Trump’s two adult sons are trophy hunters. A photo of Donald Trump Jr. holding the bloody severed tail of an elephant he reportedly killed in Zimbabwe in 2011 has sparked outrage among animal-rights activists.
Zinke is an avid hunter who last year ordered the arcade game “Big Buck Hunter Pro” to be installed in the employee cafeteria at the agency’s Washington headquarters, a move he said would promote wildlife and habitat conservation.
SFgate.com added this additional reporting from AP.
In June, the department removed longstanding protections for grizzly bears near Yellowstone National Park, a step to potentially allow them to be hunted. The Fish and Wildlife Service also quietly began issuing permits in October allowing African lions killed in Zimbabwe and Zambia to be imported. Previously, only wild lions killed in South Africa were eligible.

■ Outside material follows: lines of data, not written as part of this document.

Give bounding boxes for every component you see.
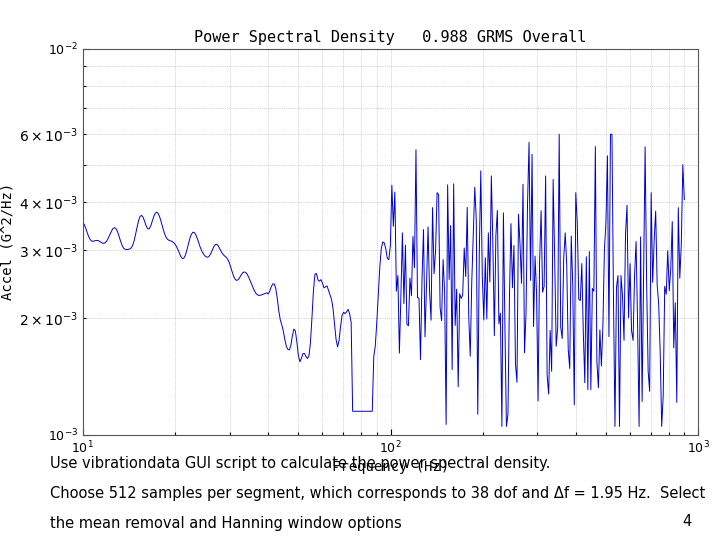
X-axis label: Frequency (Hz): Frequency (Hz) (332, 460, 449, 474)
Text: Use vibrationdata GUI script to calculate the power spectral density.: Use vibrationdata GUI script to calculat… (50, 456, 551, 471)
Text: Choose 512 samples per segment, which corresponds to 38 dof and Δf = 1.95 Hz.  S: Choose 512 samples per segment, which co… (50, 486, 706, 501)
Text: the mean removal and Hanning window options: the mean removal and Hanning window opti… (50, 516, 402, 531)
Text: 4: 4 (682, 514, 691, 529)
Title: Power Spectral Density   0.988 GRMS Overall: Power Spectral Density 0.988 GRMS Overal… (194, 30, 587, 45)
Y-axis label: Accel (G^2/Hz): Accel (G^2/Hz) (1, 183, 14, 300)
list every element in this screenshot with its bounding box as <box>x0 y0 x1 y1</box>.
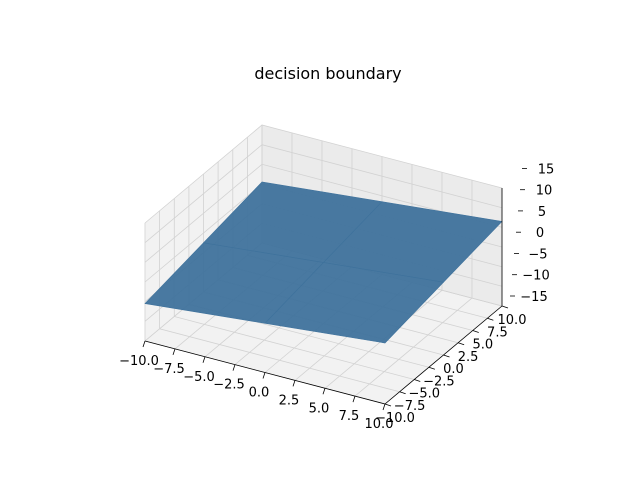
y-tick-label: −7.5 <box>394 399 426 414</box>
z-tick-label: −10 <box>522 269 549 284</box>
x-tick-label: 10.0 <box>365 417 394 432</box>
y-tick-label: −2.5 <box>423 374 455 389</box>
z-tick-label: 0 <box>536 226 544 241</box>
y-tick-mark <box>472 330 479 333</box>
x-tick-label: 0.0 <box>249 386 270 401</box>
x-axis-ticks: −10.0−7.5−5.0−2.5 0.0 2.5 5.0 7.5 10.0 <box>119 340 394 432</box>
x-tick-mark <box>232 364 236 371</box>
y-tick-label: 0.0 <box>443 362 464 377</box>
y-tick-mark <box>399 391 406 395</box>
y-tick-label: 10.0 <box>498 313 527 328</box>
y-tick-label: 2.5 <box>458 350 479 365</box>
x-tick-mark <box>292 380 296 387</box>
chart-title: decision boundary <box>254 64 401 83</box>
x-tick-mark <box>142 340 146 348</box>
grid-line-z <box>144 163 503 263</box>
x-tick-label: −7.5 <box>153 362 185 377</box>
x-tick-mark <box>382 403 386 411</box>
y-tick-label: 7.5 <box>487 325 508 340</box>
y-axis-ticks: −10.0−7.5−5.0−2.50.02.55.07.510.0 <box>375 305 527 426</box>
z-tick-label: 15 <box>538 162 555 177</box>
z-tick-label: −15 <box>520 290 547 305</box>
y-tick-mark <box>414 379 421 382</box>
x-tick-mark <box>172 348 176 356</box>
y-tick-mark <box>487 317 494 321</box>
grid-line-z <box>144 144 503 244</box>
y-tick-label: −10.0 <box>375 411 415 426</box>
x-tick-label: 2.5 <box>279 393 300 408</box>
x-tick-label: −10.0 <box>119 354 159 369</box>
z-axis-ticks: −15 −10 −5 0 5 10 15 <box>510 162 554 305</box>
y-tick-mark <box>384 403 392 407</box>
y-tick-label: 5.0 <box>472 338 493 353</box>
x-tick-label: 5.0 <box>309 401 330 416</box>
x-tick-mark <box>202 356 206 363</box>
z-tick-label: 5 <box>538 205 546 220</box>
x-tick-mark <box>322 388 326 395</box>
y-tick-label: −5.0 <box>409 387 441 402</box>
y-tick-mark <box>443 354 450 358</box>
z-tick-label: 10 <box>536 184 553 199</box>
y-tick-mark <box>501 305 509 309</box>
z-tick-label: −5 <box>528 248 547 263</box>
y-tick-mark <box>428 366 436 370</box>
x-tick-mark <box>262 372 266 379</box>
x-tick-label: −2.5 <box>213 378 245 393</box>
x-tick-label: 7.5 <box>339 409 360 424</box>
y-tick-mark <box>457 342 465 346</box>
x-tick-label: −5.0 <box>183 370 215 385</box>
x-tick-mark <box>352 395 356 403</box>
decision-boundary-surface <box>144 181 503 344</box>
grid-line-z <box>144 124 503 224</box>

The world’s largest land mammal, the African elephant has been classified as threatened under the U.S. Endangered Species Act since 1979. A licensed two-week African elephant hunt can cost more than $50,000 per person, not including airfare, according to advertised rates.
Illicit demand for elephant ivory has led to devastating losses from illegal poaching as the natural habitat available for the animals to roam has also dwindled by more than half. As a result, the number of African elephants has shrunk from about 5 million a century ago to about 400,000 remaining. And that number continues to decline each year.
According to the United Nations, as many as 100,000 African elephants were killed between 2010 and 2012. For forest elephants, the population declined by an estimated 62 percent between 2002 and 2011.
So once again this administration engages in Orwellian double-speak. Killing elephants for their ivory is conservation. This is another example of an administration adrift: Trump says one thing and his administration does something else.